The Finnish Migrant Community in Post-war Melbourne
”The only thing that spoke English was the radio”
Abstrakti
With the exception of a handful of historical and demographic studies, Finnish and Australian scholars have written little about Finnish immigrants in Australia. 2 All previous works have generally focussed on uncovering facts and figures but have not addressed the question of Finnish ethnicity in Australia. This article is an attempt to explore some of the questions studies of Finnish migration and typical writings on large ethnic groups have left unanswered. How did Finnish ethnic community develop in Melbourne despite Finns’ apparent absorption into Australian society? Why did they choose to maintain their cultural heritage after moving, from their perspective, to the end of the earth? How did they define their Finnishness? Or, put in more general terms, how does a person or a group become ethnic if not by their visible difference?
As the existence of the Finnish Church and Society indicates, Finnish immigrants in Melbourne have formed an ’ethnic group’; i.e. a social group defined by its members’ shared descent, history, culture and experience.3 Their ’ethnicity’, or sense of common origins and history, has been unlike most others’, however, as it has not been manifested through conspicuous cultural or physical difference. Finns have had little impact on Australian culture, cuisine or politics, and as an ethnic group they have been virtually invisible to the rest of Australian society.
Because of this, typical studies ethnicity focussed on large and conspicuous migrants groups contribute little towards understanding the development of Finnish-Australian migrant ethnicity. 4 To explore Melbourne’s Finnish immigrants personal experiences of ethnicity, ten oral histories involving six men and eight women were collected for this study. The majority had migrated to Melbourne in the latefifties, some in the early-seventies, and all were active participants in the Finnish ethnic organisations. It is important to note that as this study is based on the stories of this limited group, it refers only to a small minority of all Finns living in Melbourne. It is not concerned with immigrants that arrived at other times, or with second-generation Finns. Most importantly, the experiences discussed in the thesis are indicative only of the 10–15% of Finns in Melbourne that participate in the Finnish ethnic organisations, not of the hundreds that never or seldom attend them.
On the basis of the immigrants’ memories and the supporting evidence from written sources such as the Finnish-language newspaper Suomi, the defining factors of their Finnish ethnicity become clearer.
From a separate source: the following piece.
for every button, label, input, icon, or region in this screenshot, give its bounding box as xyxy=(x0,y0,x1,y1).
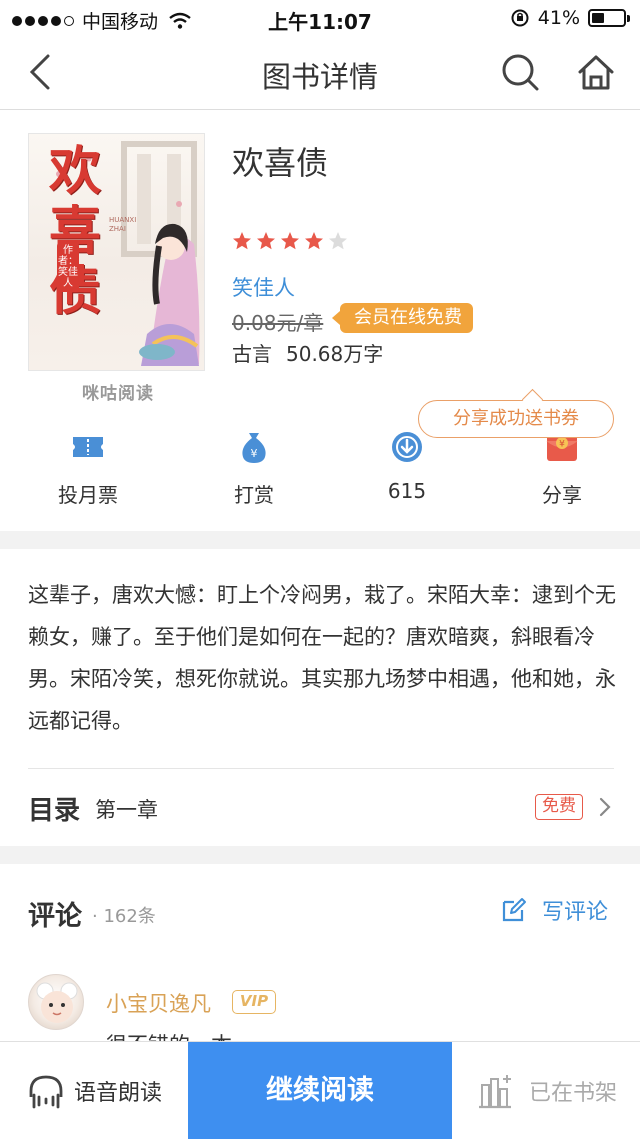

To an extent these factors emerged in sequence as the immigrants settled into the new country. The following three sections of this article will explore the boundaries based on linguistic and social exclusion from the Australian society, Finnish ethnic organisations, and on perceived personality attributes that distinguished the immigrants’ from Finnish people in Finland. Overall, the Finnish post-war immigrants’ story indicates that ethnicity is not only about shared national origins, but also about shared experiences of migration, exclusion and difference.